Travailleurs en milieux de soins: portrait de la santé mentale par Statistique Canada

OTTAWA — La santé mentale de nombreux travailleurs de la santé au Canada s’est détériorée depuis l’éclatement de la crise du coronavirus selon des données transmises mardi par Statistique Canada. 

Déjà, une précédente étude de l’agence fédérale avait révélé que les adultes canadiens croyaient leur santé mentale moins bonne qu’avant la pandémie. Un tel constat a aussi émergé de l’étude menée auprès d’environ 18 000 travailleurs de la santé de partout au pays qui ont rempli un questionnaire du 24 novembre au 13 décembre derniers.  

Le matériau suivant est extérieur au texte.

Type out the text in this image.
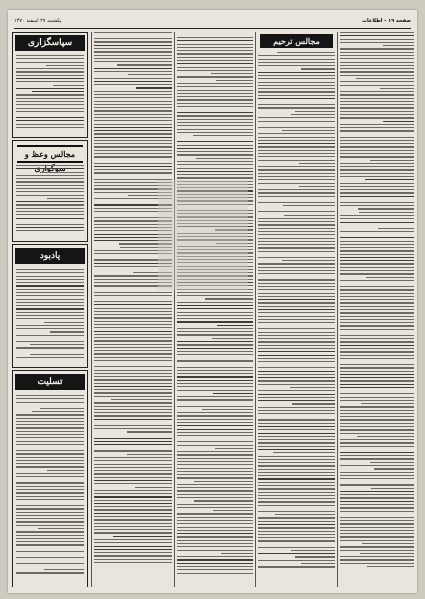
صفحه ۱۹ - اطلاعات
یکشنبه ۲۷ اسفند ۱۳۷۰
سپاسگزاری
مجالس وعظ و
یادبود
تسلیت
مجالس ترحیم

Parmi eux, 70 % ont affirmé que leur santé mentale était un peu moins bonne ou bien moins bonne maintenant par rapport à avant le début de la pandémie, en mars 2020; cette proportion était plus forte chez ceux qui ont travaillé en contact direct avec des cas confirmés ou soupçonnés de COVID-19.   

Statistique Canada a observé que les travailleurs de la santé sont confrontés à des défis particuliers en raison du risque accru d’infection, de la charge de travail élevée et des problèmes d’approvisionnement en équipements de protection.    

Une proportion plus faible de travailleurs de la santé ayant un accès illimité à ces équipements a déclaré une détérioration de la santé mentale comparativement à ceux qui ont dû composer avec au moins une restriction d’approvisionnement. De même, 49 % des travailleurs ayant un accès illimité ont dit que la plupart de leurs journées étaient assez ou extrêmement stressantes, alors que 63 % des participants ayant un accès limité aux équipements ont déclaré la même chose.   

L’étude intitulée «Répercussions de la COVID-19 sur les travailleurs de la santé: prévention et contrôle des infections» a été élaborée par l’agence fédérale en collaboration avec Santé Canada, l’Institut canadien d’information sur la santé et l’Agence de la santé publique du Canada.